Today, Chris Dawson reminds us of the proposed legislation by Congressman Ric Keller (R-Fla.) that would allow schools to tap into existing federal education funds for the adoption of technological solutions to the epidemic of illegal downloading on college campuses. (Never mind that 70% of all universities already take steps to protect their networks from the ravages of rampant, uncontrolled file-sharing.) I first wrote on this subject a few weeks ago (see Leaving Education IT to clueless politicians). Since that time, we've learned that some colleges don't even tell their students that they might be under investigation for music or film piracy. Just last week, it was announced that Fed cutbacks strips schools of tech funding. (See Penny-wise and pound foolish — or just plain nuts?.) Isn't Congressman Keller's legislation just "robbing Peter to pay Paul"?
I cannot reiterate strongly enough that it is not our job to track down music-sharing pirates at our institutions. And who ARE the real pirates anyway?
The students?

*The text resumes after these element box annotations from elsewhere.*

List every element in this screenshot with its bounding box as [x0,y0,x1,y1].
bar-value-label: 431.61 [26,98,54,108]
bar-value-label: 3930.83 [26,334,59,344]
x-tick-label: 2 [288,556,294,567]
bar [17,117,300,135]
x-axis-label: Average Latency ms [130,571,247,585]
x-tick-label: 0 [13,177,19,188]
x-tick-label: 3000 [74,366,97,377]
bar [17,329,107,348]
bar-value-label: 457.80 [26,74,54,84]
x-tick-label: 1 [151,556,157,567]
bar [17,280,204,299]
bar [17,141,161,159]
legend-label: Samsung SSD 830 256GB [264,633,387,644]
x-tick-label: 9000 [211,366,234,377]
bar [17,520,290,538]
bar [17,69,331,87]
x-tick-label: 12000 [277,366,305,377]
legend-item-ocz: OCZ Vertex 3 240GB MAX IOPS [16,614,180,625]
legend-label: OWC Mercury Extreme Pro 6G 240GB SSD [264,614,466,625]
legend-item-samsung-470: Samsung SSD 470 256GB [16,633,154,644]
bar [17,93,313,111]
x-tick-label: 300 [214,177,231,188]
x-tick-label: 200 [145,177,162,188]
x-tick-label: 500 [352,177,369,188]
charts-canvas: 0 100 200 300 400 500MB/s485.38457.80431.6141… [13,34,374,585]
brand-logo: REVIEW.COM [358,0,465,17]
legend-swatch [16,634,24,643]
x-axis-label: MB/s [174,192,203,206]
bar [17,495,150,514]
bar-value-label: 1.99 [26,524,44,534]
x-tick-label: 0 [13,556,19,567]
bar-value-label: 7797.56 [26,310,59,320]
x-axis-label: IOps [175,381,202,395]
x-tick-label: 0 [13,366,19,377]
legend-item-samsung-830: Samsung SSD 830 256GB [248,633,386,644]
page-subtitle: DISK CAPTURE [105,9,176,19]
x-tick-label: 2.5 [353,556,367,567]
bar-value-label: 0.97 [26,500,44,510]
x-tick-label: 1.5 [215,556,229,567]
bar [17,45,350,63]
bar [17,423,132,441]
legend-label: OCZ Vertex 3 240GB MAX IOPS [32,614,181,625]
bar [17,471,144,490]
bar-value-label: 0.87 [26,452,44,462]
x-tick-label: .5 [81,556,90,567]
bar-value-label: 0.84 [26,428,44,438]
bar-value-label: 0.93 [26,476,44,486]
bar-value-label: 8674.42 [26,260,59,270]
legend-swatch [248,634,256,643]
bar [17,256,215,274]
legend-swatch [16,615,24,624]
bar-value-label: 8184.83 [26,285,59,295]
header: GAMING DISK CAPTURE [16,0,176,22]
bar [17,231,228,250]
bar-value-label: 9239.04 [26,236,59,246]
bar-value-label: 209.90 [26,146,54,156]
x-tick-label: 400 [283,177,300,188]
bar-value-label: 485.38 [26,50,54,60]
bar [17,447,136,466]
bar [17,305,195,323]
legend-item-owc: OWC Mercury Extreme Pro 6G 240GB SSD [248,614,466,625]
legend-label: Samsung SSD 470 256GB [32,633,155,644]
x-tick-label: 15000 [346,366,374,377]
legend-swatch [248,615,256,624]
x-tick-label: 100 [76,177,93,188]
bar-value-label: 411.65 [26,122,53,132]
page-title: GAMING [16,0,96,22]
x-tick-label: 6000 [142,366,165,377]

Most of them are too young and too naive to appreciate the scope of their 'crime' against -- NOT just the the RIAA -- but against hard working musicians who are already getting only pennies on the dollar in royalty payments from their recording partners. The schools, colleges and universities, for not stopping their students from using institutional resources? Nope. Not them either.
The real pirates are those file-sharing vendors like Kazaa and Limewire who know damned good and well how their services are being used -- and who themselves are ultimately making money off of this illegal activity.
In the end, as Education IT specialists. We have but one responsibility -- to support to the best of our ability the IT needs of our students and of our educators. In doing so, we have the responsibility to protect the integrity of our computing network and to enforce codes of conduct which set an example for our students and help prevent abuse which can lead to substantial performance and security degradation.
We are not policemen and we certainly do not represent the interests of the RIAA -- nor do we have any obligation whatsoever to provide the RIAA any information regarding our students. Only federal and state authorities can compel us (with a search warrant) to provide any information about the activities of our students. In fact, for us to take on any such role places us squarely at odds with the principles of academic freedom. We simply cannot be perceived as looking over our students' (or our educators') shoulders.
If the RIAA really wants to stop the wholesale piracy of music and film, they will find a way to meet their customers' (and potential customers') needs in an economical fashion which leverages the technology in a fashion beneficial to all.